Corporate governance connotes the rules, practices and processes by which a company is directed and controlled. The term refers broadly to internal factors defined by the officers, stockholders or constitution of a corporation, as well as to external forces such as consumer groups, clients, and government regulations. It essentially involves balancing the interests of a company's many stakeholder, such as shareholders, management, customers, suppliers, financiers, government and the community. Since corporate governance also provides the framework for attaining a company's objectives, it encompasses practically every sphere of management, from action plans and internal controls to performance measurement and corporate disclosure.
A publicly accessible corporate code of ethics creates a baseline of good corporate governance that helps firms achieve the appropriate balance between smooth corporate operations and safeguarded shareowner interests. It sends an important message to investors, employees, customers, suppliers, and others that the company intends to act ethically.
Non-discriminatory, non-retaliatory disclosures of existing or potential conflicts of interest, relationships, or disagreements may also provide information to investors about the independence — or lack thereof — of firms, allowing investors to make more informed decisions.
Relevant national authorities should help create a set of consistent and universal corporate governance principles and rules for use by listed companies within their jurisdictions, and enforce those principles and rules. Issuers and investors would benefit from a consistent approach among regulators, self-regulatory bodies, and exchanges.
By virtue of their position or holdings, certain parties have access to information that provides them with an advantage over the general investing public. This information should be made available to investors in a timely manner so as to create a level playing field among all market participants.
CFA Institute’s work on corporate ethics is built on the research and principles in The Corporate Governance of Listed Companies: A Manual for Investors (PDF).
Interest in the corporate governance practices, particularly in relation to accountability, increased following the high-profile collapses of a number of large corporations during 2001–2002, most of which involved accounting fraud; and then again after the Financial Crisis.
The corporate governance framework consists of explicit and implicit contracts between the company and the stakeholders for distribution of responsibilities, rights, and rewards, procedures for reconciling the sometimes conflicting interests of stakeholders in accordance with their duties, privileges, and roles, and procedures for proper supervision, control, and information-flows to serve as a system of checks-and-balances.
Conflicts of Interest
Companies and their boards must adopt procedures and take measures to limit, manage, and disclose any conflicts of interest that might affect their decisions and their work on behalf of shareowners.
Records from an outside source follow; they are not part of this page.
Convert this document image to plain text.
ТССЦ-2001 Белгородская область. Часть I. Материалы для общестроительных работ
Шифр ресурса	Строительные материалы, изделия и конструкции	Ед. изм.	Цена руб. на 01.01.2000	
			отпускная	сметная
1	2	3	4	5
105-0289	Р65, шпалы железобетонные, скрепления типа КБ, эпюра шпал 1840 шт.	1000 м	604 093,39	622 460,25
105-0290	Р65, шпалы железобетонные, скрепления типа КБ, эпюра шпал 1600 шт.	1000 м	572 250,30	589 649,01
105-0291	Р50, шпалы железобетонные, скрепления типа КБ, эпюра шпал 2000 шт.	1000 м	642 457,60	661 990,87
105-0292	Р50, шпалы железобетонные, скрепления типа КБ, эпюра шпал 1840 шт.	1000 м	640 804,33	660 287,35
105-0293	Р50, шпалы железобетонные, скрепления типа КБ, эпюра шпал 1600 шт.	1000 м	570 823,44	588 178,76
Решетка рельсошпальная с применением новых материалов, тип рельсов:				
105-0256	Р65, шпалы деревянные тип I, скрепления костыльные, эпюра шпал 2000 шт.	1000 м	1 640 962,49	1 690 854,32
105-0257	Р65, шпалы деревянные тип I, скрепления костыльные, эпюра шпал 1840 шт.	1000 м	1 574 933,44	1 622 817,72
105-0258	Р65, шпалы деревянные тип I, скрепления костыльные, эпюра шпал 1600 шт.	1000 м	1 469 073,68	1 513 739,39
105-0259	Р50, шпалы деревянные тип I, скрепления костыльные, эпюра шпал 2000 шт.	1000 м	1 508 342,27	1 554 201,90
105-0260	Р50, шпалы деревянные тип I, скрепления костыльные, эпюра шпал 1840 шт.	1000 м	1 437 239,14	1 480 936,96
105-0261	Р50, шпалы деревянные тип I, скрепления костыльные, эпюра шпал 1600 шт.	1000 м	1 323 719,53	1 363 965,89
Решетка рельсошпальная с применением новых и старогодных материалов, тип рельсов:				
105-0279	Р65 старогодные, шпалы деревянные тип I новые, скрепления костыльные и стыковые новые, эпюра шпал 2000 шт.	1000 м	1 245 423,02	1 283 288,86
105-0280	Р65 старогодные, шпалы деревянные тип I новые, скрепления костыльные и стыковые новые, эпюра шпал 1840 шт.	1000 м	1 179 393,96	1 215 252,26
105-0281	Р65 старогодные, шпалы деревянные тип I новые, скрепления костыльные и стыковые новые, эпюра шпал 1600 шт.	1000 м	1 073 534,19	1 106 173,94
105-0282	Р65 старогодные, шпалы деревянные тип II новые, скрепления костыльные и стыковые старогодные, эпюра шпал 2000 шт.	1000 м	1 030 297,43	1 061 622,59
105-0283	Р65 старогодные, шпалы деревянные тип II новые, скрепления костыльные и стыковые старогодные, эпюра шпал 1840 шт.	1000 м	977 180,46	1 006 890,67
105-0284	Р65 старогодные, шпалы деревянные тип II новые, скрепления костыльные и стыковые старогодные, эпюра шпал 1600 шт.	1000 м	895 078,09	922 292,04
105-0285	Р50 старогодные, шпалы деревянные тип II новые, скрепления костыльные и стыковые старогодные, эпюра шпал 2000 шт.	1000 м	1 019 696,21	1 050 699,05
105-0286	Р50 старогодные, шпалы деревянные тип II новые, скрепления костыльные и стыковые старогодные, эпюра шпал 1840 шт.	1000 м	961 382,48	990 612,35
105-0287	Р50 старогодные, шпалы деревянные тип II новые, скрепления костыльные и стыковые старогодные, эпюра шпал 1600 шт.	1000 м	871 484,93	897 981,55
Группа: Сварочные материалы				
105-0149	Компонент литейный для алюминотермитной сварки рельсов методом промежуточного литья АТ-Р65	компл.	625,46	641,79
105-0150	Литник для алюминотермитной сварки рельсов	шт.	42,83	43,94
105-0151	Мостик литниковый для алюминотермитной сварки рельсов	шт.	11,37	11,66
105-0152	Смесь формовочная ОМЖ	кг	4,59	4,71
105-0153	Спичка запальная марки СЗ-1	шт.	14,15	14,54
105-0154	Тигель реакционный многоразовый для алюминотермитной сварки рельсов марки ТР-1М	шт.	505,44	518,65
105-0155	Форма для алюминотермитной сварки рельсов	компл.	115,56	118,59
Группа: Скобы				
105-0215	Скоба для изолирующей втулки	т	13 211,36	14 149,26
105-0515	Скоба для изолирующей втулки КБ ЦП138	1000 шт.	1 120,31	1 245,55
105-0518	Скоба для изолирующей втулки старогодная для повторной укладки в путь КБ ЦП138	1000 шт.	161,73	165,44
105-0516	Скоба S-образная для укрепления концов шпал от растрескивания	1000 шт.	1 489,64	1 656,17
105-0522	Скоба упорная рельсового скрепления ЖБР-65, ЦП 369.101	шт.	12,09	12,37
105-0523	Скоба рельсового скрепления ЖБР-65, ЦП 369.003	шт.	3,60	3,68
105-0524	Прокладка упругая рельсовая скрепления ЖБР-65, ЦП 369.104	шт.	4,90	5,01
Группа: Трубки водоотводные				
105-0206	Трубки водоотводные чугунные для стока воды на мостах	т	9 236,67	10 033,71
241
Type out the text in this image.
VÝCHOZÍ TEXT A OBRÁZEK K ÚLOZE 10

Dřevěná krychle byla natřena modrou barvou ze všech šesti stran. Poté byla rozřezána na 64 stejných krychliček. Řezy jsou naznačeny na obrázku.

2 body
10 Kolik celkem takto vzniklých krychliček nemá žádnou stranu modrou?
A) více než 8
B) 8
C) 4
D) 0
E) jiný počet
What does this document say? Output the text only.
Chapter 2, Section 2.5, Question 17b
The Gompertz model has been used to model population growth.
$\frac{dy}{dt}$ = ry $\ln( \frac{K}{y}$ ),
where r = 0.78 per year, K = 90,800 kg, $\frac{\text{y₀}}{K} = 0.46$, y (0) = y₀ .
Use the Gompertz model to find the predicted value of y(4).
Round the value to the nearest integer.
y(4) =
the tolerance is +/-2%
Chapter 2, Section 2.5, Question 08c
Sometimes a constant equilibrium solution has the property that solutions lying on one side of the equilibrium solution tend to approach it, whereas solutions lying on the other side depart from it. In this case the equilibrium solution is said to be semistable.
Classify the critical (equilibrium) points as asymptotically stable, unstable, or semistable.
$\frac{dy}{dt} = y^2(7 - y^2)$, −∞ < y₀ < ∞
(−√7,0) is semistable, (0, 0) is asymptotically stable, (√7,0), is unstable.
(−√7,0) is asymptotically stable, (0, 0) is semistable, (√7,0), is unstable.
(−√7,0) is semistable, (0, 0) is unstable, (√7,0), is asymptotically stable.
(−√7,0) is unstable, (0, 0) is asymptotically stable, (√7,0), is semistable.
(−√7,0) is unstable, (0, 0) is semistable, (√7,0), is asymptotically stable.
These measures include ensuring that the firm’s external auditors are not conflicted by other non-audit work performed on behalf of management.
A related-party transaction takes place when a deal is entered into by at least two entities — where one has control over the other or where the parties come under the same control of another. The nature and prevalence of such transactions generally vary according to different ownership structures and the investor protection mechanisms which govern them vary by jurisdiction.
Abusive related transactions — also known as connected, interested-person, or intra-company transactions — are particularly prevalent in the Asia-Pacific region because of the concentrated ownership structures and the lack of separation between ownership and control. For example it is very common to have the dominant shareowner (or representative) as the chairman or CEO of the company, and in some cases both. When owners are also managers, minority shareowners’ interests can be easily compromised.
CFA Institute’s work on related-party transactions and corporate governance is based on The Corporate Governance of Listed Companies: A Manual for Investors (PDF).
Relationship with Market Participants
Companies must work with not only investors but also those analysts and investment managers who work on the behalf of investors. As part of this work, companies must have policies and procedures in place to ensure that they treat all market participants fairly.
Communication requires board members to disclose pertinent information in a timely manner. At the same time, boards would benefit from opening lines of communication with investors to ensure that they understand their perspectives.
The Sarbanes-Oxley Act of 2002, is aimed at preventing Enron-style corporate frauds. The Dodd-Frank Act of 2010, and its related “Volcker Rule” laws designed in-part to promote better corporate governance. And The Model Business Corporation Act (MBCA) – a model set of laws followed by twenty-four states. It has been influential in shaping standards for U.S. corporate law.